Bamsoet Ungkap Rekomendasi Amandemen UUD 1945 Periode 2024-2029


INFO NASIONAL – Ketua Majelis Permusyawaratan Rakyat Republik Indonesia (MPR RI) ke-16 sekaligus Wakil Ketua Umum Partai Golkar, Bambang Soesatyo (Bamsoet), menekankan pentingnya kajian ulang terhadap Undang-Undang Dasar Negara Republik Indonesia Tahun 1945 (UUD NRI 1945) dalam Seminar Hari Konstitusi di Gedung Parlemen, Jakarta, Minggu, Ahad, 18 Agustus 2024. Dalam seminar tersebut, Bamsoet mengungkapkan bahwa MPR RI periode 2019-2024 merekomendasikan kepada MPR RI periode 2024-2029 untuk mempertimbangkan usulan amandemen UUD NRI 1945.

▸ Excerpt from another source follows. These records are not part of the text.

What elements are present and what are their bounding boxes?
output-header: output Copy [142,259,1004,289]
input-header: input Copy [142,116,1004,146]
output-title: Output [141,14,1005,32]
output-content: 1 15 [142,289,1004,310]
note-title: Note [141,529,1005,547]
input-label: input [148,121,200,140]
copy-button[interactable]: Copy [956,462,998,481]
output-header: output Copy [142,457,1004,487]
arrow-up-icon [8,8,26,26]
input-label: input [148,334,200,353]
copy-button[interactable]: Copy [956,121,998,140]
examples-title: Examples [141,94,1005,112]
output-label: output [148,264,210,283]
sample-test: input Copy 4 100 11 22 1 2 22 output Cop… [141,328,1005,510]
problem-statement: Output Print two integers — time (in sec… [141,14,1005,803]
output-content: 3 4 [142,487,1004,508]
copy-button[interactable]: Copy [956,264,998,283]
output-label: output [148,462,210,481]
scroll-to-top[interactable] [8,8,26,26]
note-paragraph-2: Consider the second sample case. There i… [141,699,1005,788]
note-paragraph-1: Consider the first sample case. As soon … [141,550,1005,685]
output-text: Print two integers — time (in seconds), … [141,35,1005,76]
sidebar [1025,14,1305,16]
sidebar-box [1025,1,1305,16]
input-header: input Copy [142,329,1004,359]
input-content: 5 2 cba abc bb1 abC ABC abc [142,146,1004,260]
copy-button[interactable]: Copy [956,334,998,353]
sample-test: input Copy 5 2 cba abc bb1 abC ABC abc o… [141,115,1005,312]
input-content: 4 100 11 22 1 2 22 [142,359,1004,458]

Bamsoet menjelaskan bahwa amandemen terhadap UUD 1945 telah membawa perubahan basic dalam sistem ketatanegaraan Indonesia. Salah satu perubahan signifikan adalah reposisi MPR yang tidak lagi berkedudukan sebagai lembaga tertinggi negara dengan kewenangan superlatif seperti sebelumnya. Meskipun demikian, MPR masih memiliki kewenangan konstitusional tertinggi, terutama dalam hal mengubah dan menetapkan UUD, serta memberi putusan akhir pada proses pemakzulan (impeachment) terhadap presiden dan wakil presiden.

“Setelah 26 tahun reformasi yang membawa euforia demokrasi, kini mulai muncul wacana untuk mengkaji kembali opsi amendemen terhadap UUD NRI 1945, termasuk dari para tokoh bangsa. Tujuannya adalah untuk mengoreksi hasil amendemen konstitusi yang telah dilakukan selama periode 1999 hingga 2002. Untuk itu, MPR periode 2019-2024 akan merekomendasikan kepada MPR yang akan datang agar melakukan kajian mendalam dan menyeluruh terhadap usulan amandemen UUD NRI 1945,” ujar Bamsoet.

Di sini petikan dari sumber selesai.